The term "Fourth Reich" has been used in a variety of different ways. Some neo-Nazis have used it to describe their envisioned revival of Nazi Germany, while others have used the term derogatorily, such as conspiracy theorists who have used it to refer to what they perceive as a covert continuation of Nazi ideals, and by critics who point out Germany exercises a dominant role in the European Union.
In terms of neo-Nazism, the Fourth Reich is envisioned as featuring Aryan supremacy, anti-Semitism, Lebensraum, aggressive militarism and totalitarianism. Upon the establishment of the Fourth Reich, German neo-Nazis propose that Germany should acquire nuclear weapons and use the threat of their use to re-expand to Germany's former boundaries as of 1914.

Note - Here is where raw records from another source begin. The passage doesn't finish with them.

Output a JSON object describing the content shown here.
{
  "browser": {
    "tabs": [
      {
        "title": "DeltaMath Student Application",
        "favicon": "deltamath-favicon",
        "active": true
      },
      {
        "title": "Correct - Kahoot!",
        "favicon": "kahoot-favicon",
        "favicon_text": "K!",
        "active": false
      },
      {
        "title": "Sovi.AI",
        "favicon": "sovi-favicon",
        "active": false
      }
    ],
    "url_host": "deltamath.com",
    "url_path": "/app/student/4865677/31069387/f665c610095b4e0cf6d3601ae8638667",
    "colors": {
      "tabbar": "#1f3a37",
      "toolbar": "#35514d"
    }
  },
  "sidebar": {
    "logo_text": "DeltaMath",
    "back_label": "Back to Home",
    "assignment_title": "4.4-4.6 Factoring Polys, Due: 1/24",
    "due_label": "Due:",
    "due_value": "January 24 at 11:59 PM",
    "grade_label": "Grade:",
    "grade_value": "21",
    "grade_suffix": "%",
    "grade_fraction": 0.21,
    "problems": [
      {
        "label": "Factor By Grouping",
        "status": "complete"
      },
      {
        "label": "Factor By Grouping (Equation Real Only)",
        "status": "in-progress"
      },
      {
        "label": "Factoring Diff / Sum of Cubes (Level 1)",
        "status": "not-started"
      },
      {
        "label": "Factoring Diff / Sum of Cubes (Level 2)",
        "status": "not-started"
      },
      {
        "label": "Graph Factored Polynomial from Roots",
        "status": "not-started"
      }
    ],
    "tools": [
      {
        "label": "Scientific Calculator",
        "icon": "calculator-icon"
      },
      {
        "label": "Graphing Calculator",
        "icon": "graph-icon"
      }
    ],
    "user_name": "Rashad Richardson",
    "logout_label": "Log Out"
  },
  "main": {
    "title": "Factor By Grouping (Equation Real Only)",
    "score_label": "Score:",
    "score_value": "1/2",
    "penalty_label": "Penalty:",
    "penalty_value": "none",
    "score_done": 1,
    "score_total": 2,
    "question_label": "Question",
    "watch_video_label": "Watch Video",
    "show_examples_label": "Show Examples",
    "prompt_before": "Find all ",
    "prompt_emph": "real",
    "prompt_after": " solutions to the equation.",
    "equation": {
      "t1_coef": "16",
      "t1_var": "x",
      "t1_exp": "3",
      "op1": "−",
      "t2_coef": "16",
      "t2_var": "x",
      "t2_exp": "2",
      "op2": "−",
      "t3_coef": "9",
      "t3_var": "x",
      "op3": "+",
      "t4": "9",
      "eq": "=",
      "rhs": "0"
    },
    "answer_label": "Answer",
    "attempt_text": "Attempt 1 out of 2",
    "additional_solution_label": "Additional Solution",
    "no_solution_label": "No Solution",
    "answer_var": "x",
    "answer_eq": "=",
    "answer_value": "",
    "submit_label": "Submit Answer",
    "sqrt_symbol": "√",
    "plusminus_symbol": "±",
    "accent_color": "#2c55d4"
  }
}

Based on pamphlets published by David Myatt in the early 1990s, many neo-Nazis came to believe that the rise of the Fourth Reich in Germany would pave the way for the establishment of the Western Imperium, a pan-Aryan world empire encompassing all land populated by predominantly European-descended peoples (i.e., Europe, Russia, Anglo-America, Australia, South America's Southern Cone, New Zealand, South Africa).